Carlene remembers wondering whether the family would stay intact after the awful news. As a special education teacher, she had seen dads take off after their children were diagnosed with health problems and worried the same thing would happen to her.
“I just got out of the hospital having her and I started crying. He said, ‘What’s wrong?’ and I said, ‘You’re going to leave me. That’s just the way it is.’ And he said, ‘Nope, I’m not going to,’ she recalled.
The couple returned to the U.S. in 2006 and settled in Fayetteville, N.C., where Carlene is a teacher at nearby Fort Bragg. The family grew to include their son Wyatt, who is 5. There were debts and money problems, including a bankruptcy in 2006, because of Samantha's medical bills. But the family is on their way to a better financial situation, Carlene said.
With his wife’s job providing health insurance, Steven has taken on the role of stay-at-home dad and nurse. He changes his daughter’s diapers, administers her medicine, feeds her and gives her stretches.
Samantha can’t walk or talk – though she has some movement in her arms and legs – and is dependent on her parents’ care 24 hours a day. She’s basically an infant in the body of a 7 year-old, her mom noted. She calls her husband's care amazing.
“It is truly a blessing that I have him because I don’t know many men… who would have hung around,” Carlene said, adding she sees a strong bond between father and daughter. “Sam will always be daddy’s girl. Always and forever.”
Steven likes to think the girl recognizes him as her dad.
“I talk to her like she understands every word I say,” he said.
His big mission now is to create a lasting testament to his Samantha's strength and struggle. She’s been hospitalized 22 times, requiring resuscitation five times, he said, so he wonders how much time he has left with his daughter. Steven wants to shoot and produce a documentary about his girl, showing people they can overcome life’s setbacks. The film shows Steven caring for his "Amazing Grace," intercut with text describing his thoughts and emotions. "After years of trying to carve out a place and purpose in this world it’s clear to me that I was meant to do this," one reads. He’s trying to raise $10,000 online, which he says will cover the editing budget for the film.

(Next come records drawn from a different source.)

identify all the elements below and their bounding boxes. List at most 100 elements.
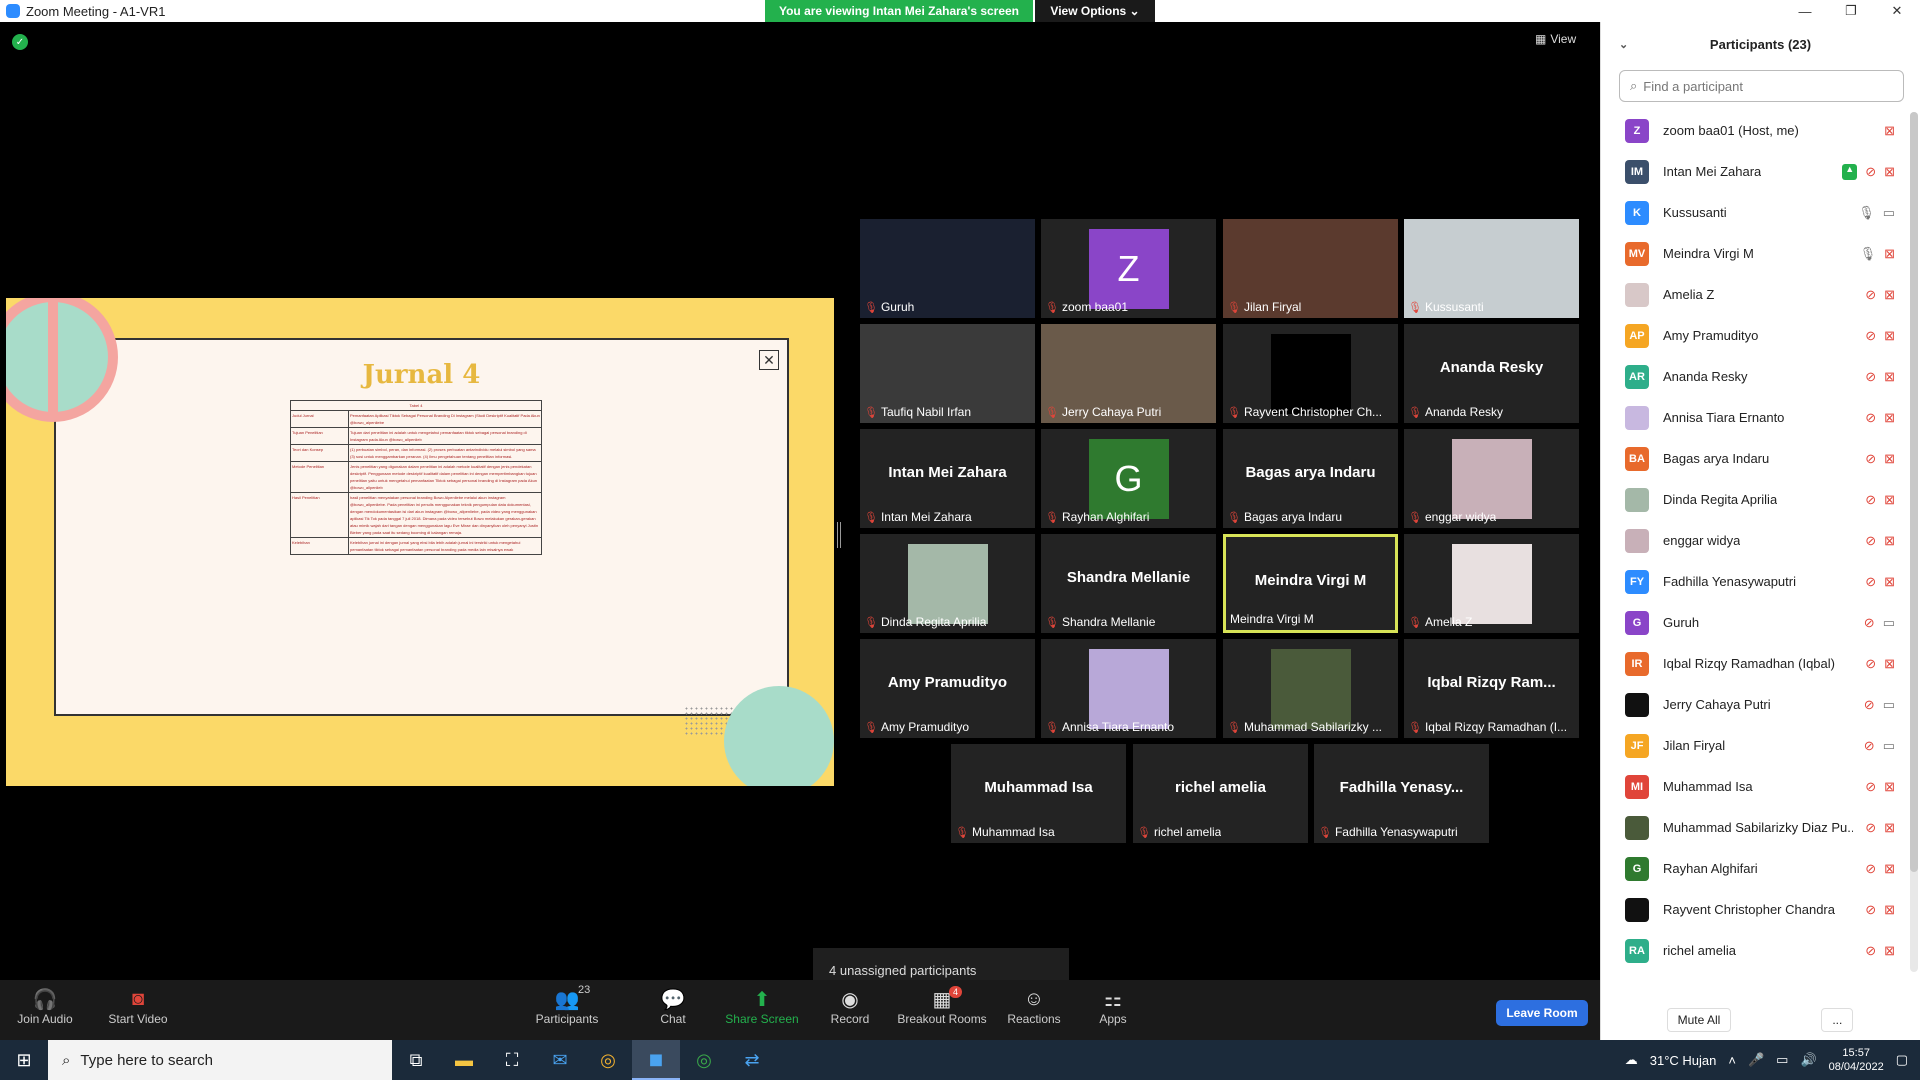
participant-row[interactable]: AR Ananda Resky ⊘ ⊠ <box>1601 356 1919 397</box>
participant-row[interactable]: FY Fadhilla Yenasywaputri ⊘ ⊠ <box>1601 561 1919 602</box>
taskbar-search-box[interactable]: ⌕ Type here to search <box>48 1040 392 1080</box>
participant-row[interactable]: MV Meindra Virgi M 🎙 ⊠ <box>1601 233 1919 274</box>
participant-row[interactable]: G Guruh ⊘ ▭ <box>1601 602 1919 643</box>
find-participant-input[interactable]: ⌕ Find a participant <box>1619 70 1904 102</box>
chrome-profile-icon[interactable]: ◎ <box>680 1040 728 1080</box>
reactions-button[interactable]: ☺ Reactions <box>989 986 1079 1027</box>
participant-tile[interactable]: Z 🎙 zoom baa01 <box>1041 219 1216 318</box>
participant-row[interactable]: JF Jilan Firyal ⊘ ▭ <box>1601 725 1919 766</box>
volume-icon[interactable]: 🔊 <box>1800 1052 1816 1068</box>
more-button[interactable]: ... <box>1821 1008 1854 1032</box>
tile-name: Annisa Tiara Ernanto <box>1061 720 1175 734</box>
participant-tile[interactable]: Fadhilla Yenasy... 🎙 Fadhilla Yenasywaputr… <box>1314 744 1489 843</box>
participant-tile[interactable]: Ananda Resky 🎙 Ananda Resky <box>1404 324 1579 423</box>
participant-tile[interactable]: Bagas arya Indaru 🎙 Bagas arya Indaru <box>1223 429 1398 528</box>
participants-list: Zzoom baa01 (Host, me) ⊠ IM Intan Mei Zahar… <box>1601 110 1919 990</box>
participant-tile[interactable]: Shandra Mellanie 🎙 Shandra Mellanie <box>1041 534 1216 633</box>
participant-row[interactable]: Annisa Tiara Ernanto ⊘ ⊠ <box>1601 397 1919 438</box>
participant-row[interactable]: Muhammad Sabilarizky Diaz Pu... ⊘ ⊠ <box>1601 807 1919 848</box>
participant-row[interactable]: IM Intan Mei Zahara ▲ ⊘ ⊠ <box>1601 151 1919 192</box>
mic-muted-icon: ⊘ <box>1865 368 1877 384</box>
participant-tile[interactable]: 🎙 Jerry Cahaya Putri <box>1041 324 1216 423</box>
clock[interactable]: 15:57 08/04/2022 <box>1829 1046 1884 1074</box>
chevron-down-icon[interactable]: ⌄ <box>1619 38 1628 51</box>
participant-status-icons: ⊘ ⊠ <box>1865 820 1895 836</box>
tile-name: Muhammad Sabilarizky ... <box>1243 720 1383 734</box>
zoom-taskbar-icon[interactable]: ◼ <box>632 1040 680 1080</box>
windows-start-icon[interactable]: ⊞ <box>0 1040 48 1080</box>
video-icon: ▭ <box>1882 614 1895 630</box>
share-screen-button[interactable]: ⬆ Share Screen <box>717 986 807 1027</box>
windows-taskbar: ⊞ ⌕ Type here to search ⧉ ▬ ⛶ ✉ ◎ ◼ ◎ ⇄ … <box>0 1040 1920 1080</box>
mute-all-button[interactable]: Mute All <box>1666 1008 1732 1032</box>
notifications-icon[interactable]: ▢ <box>1896 1052 1908 1068</box>
scrollbar-thumb[interactable] <box>1910 112 1918 872</box>
view-button[interactable]: ▦ View <box>1535 32 1576 46</box>
file-explorer-icon[interactable]: ▬ <box>440 1040 488 1080</box>
tile-name: Rayhan Alghifari <box>1061 510 1150 524</box>
chrome-icon[interactable]: ◎ <box>584 1040 632 1080</box>
participant-tile[interactable]: 🎙 Rayvent Christopher Ch... <box>1223 324 1398 423</box>
mail-icon[interactable]: ✉ <box>536 1040 584 1080</box>
participant-tile[interactable]: Amy Pramudityo 🎙 Amy Pramudityo <box>860 639 1035 738</box>
start-video-button[interactable]: ◙ Start Video <box>93 986 183 1027</box>
participant-avatar: IR <box>1625 651 1649 676</box>
participant-row[interactable]: enggar widya ⊘ ⊠ <box>1601 520 1919 561</box>
participant-tile[interactable]: 🎙 Annisa Tiara Ernanto <box>1041 639 1216 738</box>
participant-row[interactable]: Zzoom baa01 (Host, me) ⊠ <box>1601 110 1919 151</box>
participant-row[interactable]: Amelia Z ⊘ ⊠ <box>1601 274 1919 315</box>
participant-row[interactable]: K Kussusanti 🎙 ▭ <box>1601 192 1919 233</box>
participant-row[interactable]: IR Iqbal Rizqy Ramadhan (Iqbal) ⊘ ⊠ <box>1601 643 1919 684</box>
tile-display-name: Iqbal Rizqy Ram... <box>1427 674 1556 691</box>
share-screen-icon: ⬆ <box>753 988 771 1011</box>
maximize-icon[interactable]: ❐ <box>1828 0 1874 22</box>
weather-text[interactable]: 31°C Hujan <box>1650 1053 1717 1068</box>
apps-icon: ⚏ <box>1104 988 1122 1011</box>
close-icon[interactable]: ✕ <box>1874 0 1920 22</box>
mic-muted-icon: ⊘ <box>1865 491 1877 507</box>
participant-row[interactable]: Rayvent Christopher Chandra ⊘ ⊠ <box>1601 889 1919 930</box>
participant-tile[interactable]: 🎙 Kussusanti <box>1404 219 1579 318</box>
participants-scrollbar[interactable] <box>1910 112 1918 972</box>
participant-tile[interactable]: Iqbal Rizqy Ram... 🎙 Iqbal Rizqy Ramadhan … <box>1404 639 1579 738</box>
participant-tile[interactable]: 🎙 Jilan Firyal <box>1223 219 1398 318</box>
join-audio-button[interactable]: 🎧 Join Audio <box>0 986 90 1027</box>
store-icon[interactable]: ⛶ <box>488 1040 536 1080</box>
participants-button[interactable]: 👥 23 Participants <box>522 984 612 1026</box>
participant-tile[interactable]: 🎙 enggar widya <box>1404 429 1579 528</box>
participant-row[interactable]: Dinda Regita Aprilia ⊘ ⊠ <box>1601 479 1919 520</box>
split-divider-handle[interactable] <box>837 522 841 548</box>
participant-row[interactable]: Jerry Cahaya Putri ⊘ ▭ <box>1601 684 1919 725</box>
participant-tile[interactable]: 🎙 Taufiq Nabil Irfan <box>860 324 1035 423</box>
teamviewer-icon[interactable]: ⇄ <box>728 1040 776 1080</box>
participant-tile[interactable]: 🎙 Muhammad Sabilarizky ... <box>1223 639 1398 738</box>
participant-row[interactable]: AP Amy Pramudityo ⊘ ⊠ <box>1601 315 1919 356</box>
network-icon[interactable]: ▭ <box>1776 1052 1788 1068</box>
video-off-icon: ⊠ <box>1884 901 1895 917</box>
apps-button[interactable]: ⚏ Apps <box>1068 986 1158 1027</box>
breakout-rooms-button[interactable]: ▦ 4 Breakout Rooms <box>897 986 987 1026</box>
participant-tile[interactable]: Meindra Virgi M Meindra Virgi M <box>1223 534 1398 633</box>
participant-tile[interactable]: G 🎙 Rayhan Alghifari <box>1041 429 1216 528</box>
mic-muted-icon: 🎙 <box>1045 721 1059 734</box>
participant-tile[interactable]: Intan Mei Zahara 🎙 Intan Mei Zahara <box>860 429 1035 528</box>
chevron-up-icon[interactable]: ˄ <box>1728 1053 1736 1068</box>
record-button[interactable]: ◉ Record <box>805 986 895 1027</box>
chat-button[interactable]: 💬 Chat <box>628 986 718 1027</box>
task-view-icon[interactable]: ⧉ <box>392 1040 440 1080</box>
participant-tile[interactable]: 🎙 Dinda Regita Aprilia <box>860 534 1035 633</box>
minimize-icon[interactable]: — <box>1782 0 1828 22</box>
participant-avatar <box>1625 692 1649 717</box>
participant-tile[interactable]: 🎙 Guruh <box>860 219 1035 318</box>
mic-muted-icon: ⊘ <box>1865 655 1877 671</box>
participant-tile[interactable]: Muhammad Isa 🎙 Muhammad Isa <box>951 744 1126 843</box>
leave-room-button[interactable]: Leave Room <box>1496 1000 1588 1026</box>
security-shield-icon[interactable]: ✓ <box>12 34 28 50</box>
participant-row[interactable]: G Rayhan Alghifari ⊘ ⊠ <box>1601 848 1919 889</box>
participant-row[interactable]: MI Muhammad Isa ⊘ ⊠ <box>1601 766 1919 807</box>
participant-tile[interactable]: 🎙 Amelia Z <box>1404 534 1579 633</box>
participant-row[interactable]: BA Bagas arya Indaru ⊘ ⊠ <box>1601 438 1919 479</box>
participant-tile[interactable]: richel amelia 🎙 richel amelia <box>1133 744 1308 843</box>
participant-row[interactable]: RA richel amelia ⊘ ⊠ <box>1601 930 1919 971</box>
view-options-button[interactable]: View Options ⌄ <box>1035 0 1155 22</box>
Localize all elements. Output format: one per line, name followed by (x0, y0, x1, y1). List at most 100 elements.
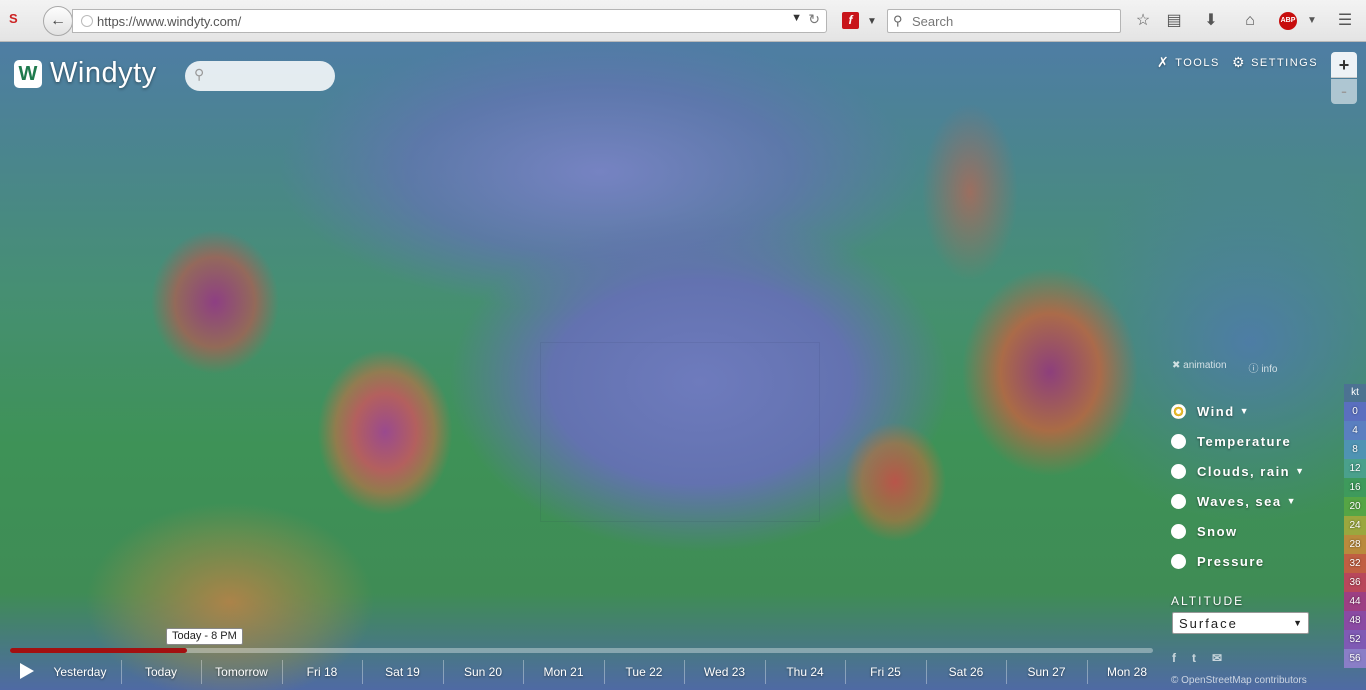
timeline-day[interactable]: Yesterday (40, 660, 120, 684)
legend-cell: 4 (1344, 421, 1366, 440)
legend-cell: 52 (1344, 630, 1366, 649)
url-bar[interactable]: https://www.windyty.com/ ▼ ↻ (72, 9, 827, 33)
overlay-item-4[interactable]: Snow (1171, 516, 1304, 546)
timeline-day[interactable]: Tue 22 (603, 660, 684, 684)
legend-cell: 36 (1344, 573, 1366, 592)
overlay-label: Pressure (1197, 553, 1265, 569)
timeline-day[interactable]: Mon 21 (523, 660, 603, 684)
home-icon[interactable]: ⌂ (1240, 11, 1260, 31)
wrench-icon: ✗ (1157, 54, 1171, 70)
overlay-radio[interactable] (1171, 403, 1186, 419)
overlay-label: Clouds, rain (1197, 463, 1291, 479)
legend-cell: 48 (1344, 611, 1366, 630)
timeline-day[interactable]: Fri 18 (281, 660, 362, 684)
timeline-track[interactable] (10, 648, 1153, 653)
timeline-day[interactable]: Sun 20 (442, 660, 523, 684)
altitude-label: ALTITUDE (1171, 594, 1245, 608)
reading-list-icon[interactable]: ▤ (1164, 11, 1184, 31)
chevron-down-icon[interactable]: ▼ (1240, 406, 1249, 416)
overlay-menu: Wind ▼ Temperature Clouds, rain ▼ Waves, sea ▼… (1171, 396, 1304, 576)
legend-cell: 44 (1344, 592, 1366, 611)
zoom-in-button[interactable]: + (1331, 52, 1357, 78)
search-icon: ⚲ (194, 66, 205, 82)
search-icon: ⚲ (893, 13, 903, 28)
settings-label: SETTINGS (1251, 56, 1319, 69)
chevron-down-icon: ▼ (1293, 618, 1302, 628)
legend-cell: 32 (1344, 554, 1366, 573)
browser-search-input[interactable]: ⚲ Search (887, 9, 1121, 33)
facebook-icon[interactable]: f (1172, 651, 1176, 665)
timeline-day[interactable]: Sun 27 (1006, 660, 1086, 684)
timeline-day[interactable]: Tomorrow (201, 660, 281, 684)
overlay-links: ✖ animation ⓘ info (1172, 360, 1277, 375)
browser-toolbar: S ← https://www.windyty.com/ ▼ ↻ f ▼ ⚲ S… (0, 0, 1366, 42)
windyty-logo[interactable]: W Windyty (14, 57, 157, 90)
chat-icon[interactable]: ✉ (1212, 651, 1222, 665)
overlay-radio[interactable] (1171, 523, 1186, 539)
timeline-day[interactable]: Mon 28 (1086, 660, 1167, 684)
timeline-day[interactable]: Sat 26 (925, 660, 1006, 684)
timeline-days: Yesterday Today Tomorrow Fri 18 Sat 19 Sun 20… (40, 660, 1160, 684)
overlay-label: Snow (1197, 523, 1238, 539)
flash-dropdown-icon[interactable]: ▼ (866, 8, 878, 34)
legend-cell: 16 (1344, 478, 1366, 497)
flash-plugin-icon[interactable]: f (842, 12, 859, 29)
firefox-sync-icon[interactable]: S (9, 11, 31, 31)
bookmark-star-icon[interactable]: ☆ (1133, 11, 1153, 31)
zoom-out-button[interactable]: - (1331, 79, 1357, 104)
overlay-item-1[interactable]: Temperature (1171, 426, 1304, 456)
chevron-down-icon[interactable]: ▼ (1295, 466, 1304, 476)
adblock-icon[interactable]: ABP (1279, 12, 1297, 30)
url-text: https://www.windyty.com/ (97, 14, 242, 29)
legend-unit: kt (1344, 384, 1366, 402)
url-history-dropdown-icon[interactable]: ▼ (791, 12, 802, 24)
logo-text: Windyty (50, 57, 157, 89)
back-button[interactable]: ← (43, 6, 73, 36)
timeline-day[interactable]: Thu 24 (764, 660, 845, 684)
timeline-day[interactable]: Wed 23 (684, 660, 764, 684)
overlay-radio[interactable] (1171, 463, 1186, 479)
overlay-item-2[interactable]: Clouds, rain ▼ (1171, 456, 1304, 486)
timeline-progress[interactable] (10, 648, 188, 653)
timeline-day[interactable]: Fri 25 (845, 660, 925, 684)
downloads-icon[interactable]: ⬇ (1201, 11, 1221, 31)
info-link[interactable]: ⓘ info (1249, 360, 1278, 375)
animation-toggle[interactable]: ✖ animation (1172, 360, 1227, 375)
search-placeholder: Search (912, 14, 954, 29)
menu-icon[interactable]: ☰ (1335, 11, 1355, 31)
overlay-radio[interactable] (1171, 493, 1186, 509)
play-button[interactable] (20, 663, 34, 679)
overlay-label: Wind (1197, 403, 1235, 419)
reload-icon[interactable]: ↻ (808, 11, 820, 28)
timeline-day[interactable]: Today (120, 660, 201, 684)
legend-cell: 28 (1344, 535, 1366, 554)
windyty-logo-icon: W (14, 59, 42, 88)
overlay-item-3[interactable]: Waves, sea ▼ (1171, 486, 1304, 516)
overlay-radio[interactable] (1171, 553, 1186, 569)
legend-cell: 20 (1344, 497, 1366, 516)
twitter-icon[interactable]: t (1192, 651, 1196, 665)
wind-map[interactable] (0, 42, 1366, 690)
legend-cell: 0 (1344, 402, 1366, 421)
legend-cell: 8 (1344, 440, 1366, 459)
altitude-select[interactable]: Surface ▼ (1172, 612, 1309, 634)
overlay-radio[interactable] (1171, 433, 1186, 449)
legend-cell: 12 (1344, 459, 1366, 478)
map-attribution[interactable]: © OpenStreetMap contributors (1171, 675, 1307, 686)
adblock-dropdown-icon[interactable]: ▼ (1302, 11, 1322, 31)
chevron-down-icon[interactable]: ▼ (1287, 496, 1296, 506)
overlay-label: Waves, sea (1197, 493, 1282, 509)
overlay-item-0[interactable]: Wind ▼ (1171, 396, 1304, 426)
location-search-input[interactable]: ⚲ (185, 61, 335, 91)
overlay-label: Temperature (1197, 433, 1292, 449)
wind-speed-legend: kt 0 4 8 12 16 20 24 28 32 36 44 48 52 56 (1344, 384, 1366, 668)
settings-button[interactable]: ⚙ SETTINGS (1232, 54, 1318, 71)
timeline-day[interactable]: Sat 19 (362, 660, 442, 684)
us-states-outline (540, 342, 820, 522)
tools-button[interactable]: ✗ TOOLS (1157, 54, 1220, 71)
overlay-item-5[interactable]: Pressure (1171, 546, 1304, 576)
tools-label: TOOLS (1175, 56, 1220, 69)
gear-icon: ⚙ (1232, 54, 1247, 70)
legend-cell: 56 (1344, 649, 1366, 668)
time-tooltip: Today - 8 PM (166, 628, 243, 645)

Carlene was reluctant about the project at first -- not thrilled about the idea of putting the family “out there” and inviting comments from “nasty people,” she said. But she has changed her mind because she believes the documentary can educate parents, especially dads.
Steven said Samantha has changed his life.
“I am trying to create a legacy to show people that adversity is there to be overcome and that’s what I want her legacy to be.”